One of the inspector's computers had a total meltdown the other day at work. I could go into specifics that would only bore and confuse most that are not into tres geek.
So I go to swap the puters out, and this new kid in IT tags along. I say kid because he is 22 years old, but acts about 12. He also has the whole Eddie Haskell syndrome going on. This inspector is about 60 years old, and scared to death of computers. I assure her that she did nothing to cause this, and that she is doing an excellent job.
She asks, "What happened to it?" I reply, "It crashed." IT boy starts rambling on to the inspector about the error message and talking about CPU's and motherboards and a bunch of stuff she will never understand. She looks at me all confused and I say, "It's dead", while I give IT boy a dirty look.
On the way back to my lab IT boy starts rambling about the stupid computer. He then tells me that "It's dead" or "It crashed" isn't exactly a professional answer.
I stop for a moment and ponder on how long it will take me to make this boy cringe in fear every time he sees me. I'm guessing a week. Anyway...
I try to explain to him that a lot of the people here are older and are afraid of computers. Trying to explain things they do not understand and do not need to understand only confuses them and makes them more fearful of the computer.
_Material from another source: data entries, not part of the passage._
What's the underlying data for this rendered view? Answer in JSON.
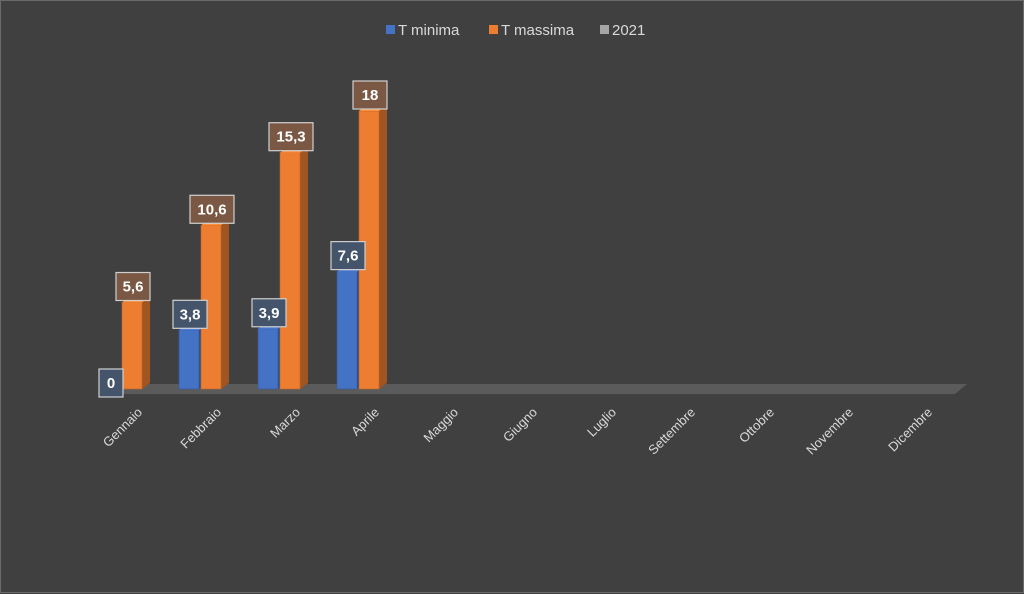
{
  "chart_data": {
    "type": "bar",
    "categories": [
      "Gennaio",
      "Febbraio",
      "Marzo",
      "Aprile",
      "Maggio",
      "Giugno",
      "Luglio",
      "Settembre",
      "Ottobre",
      "Novembre",
      "Dicembre"
    ],
    "series": [
      {
        "name": "T minima",
        "values": [
          0,
          3.8,
          3.9,
          7.6,
          null,
          null,
          null,
          null,
          null,
          null,
          null
        ],
        "labels": [
          "0",
          "3,8",
          "3,9",
          "7,6"
        ],
        "color": "#4472c4"
      },
      {
        "name": "T massima",
        "values": [
          5.6,
          10.6,
          15.3,
          18,
          null,
          null,
          null,
          null,
          null,
          null,
          null
        ],
        "labels": [
          "5,6",
          "10,6",
          "15,3",
          "18"
        ],
        "color": "#ed7d31"
      },
      {
        "name": "2021",
        "values": [
          null,
          null,
          null,
          null,
          null,
          null,
          null,
          null,
          null,
          null,
          null
        ],
        "labels": [],
        "color": "#a5a5a5"
      }
    ],
    "ylim": [
      0,
      18.5
    ],
    "legend_position": "top-center",
    "grid": false,
    "style": "3d-column"
  }
}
To this he replies, "Well why lower your intellect because people are not as intelligent as you?"
"How smart are you if what you are saying is not understood by anyone around you?" I ask.
This statement shot me straight back into the past. It is funny how you forget things in life as you get older, only to be reminded of things when statements like this come flying out of your mouth.
I was labeled a "gifted" child, and surprisingly enough have a very high IQ. I think I talk about it somewhere in the early posts of my blog, but whatever. Part of my education growing up was private, to keep my brain active since school didn't stimulate me as much as it should.
English has always been my talent, and I excelled in Literature and writing. When I was around 7 I started speaking with a vocabulary most adults would have a hard time following.
This created a bit of tension in the household, because my parents did not see eye to eye on this matter. I think my Father was worried about me getting labeled a "freak" or something by my peers, and my Mother, who always wanted to be an English teacher, was incredibly proud.
My Father's fears were realized one day when I came home all upset from school because some of the girls didn't want to play with me at recess because I was using "big words" they didn't understand all the time.
So my Mom immediately goes into some tirade about not dumbing myself down for others and giving into peer pressure and blah blah blah.
My Father, on the other hand, asks me, "You are very smart, right?" I nod my head yes. "How smart are you if what you are saying is not understood by anyone around you? You can use big words if you are around people that will understand them, but if you can't communicate with people that is not being very smart."
This is why my Father is like the greatest person on Earth. He is just such a realist and could always talk to me in a language that I could not only understand, but really contemplate.
With this great memory given back to me like a present from the past, I decided to let IT boy have two weeks before I make him cower in fear at the mere sight of me.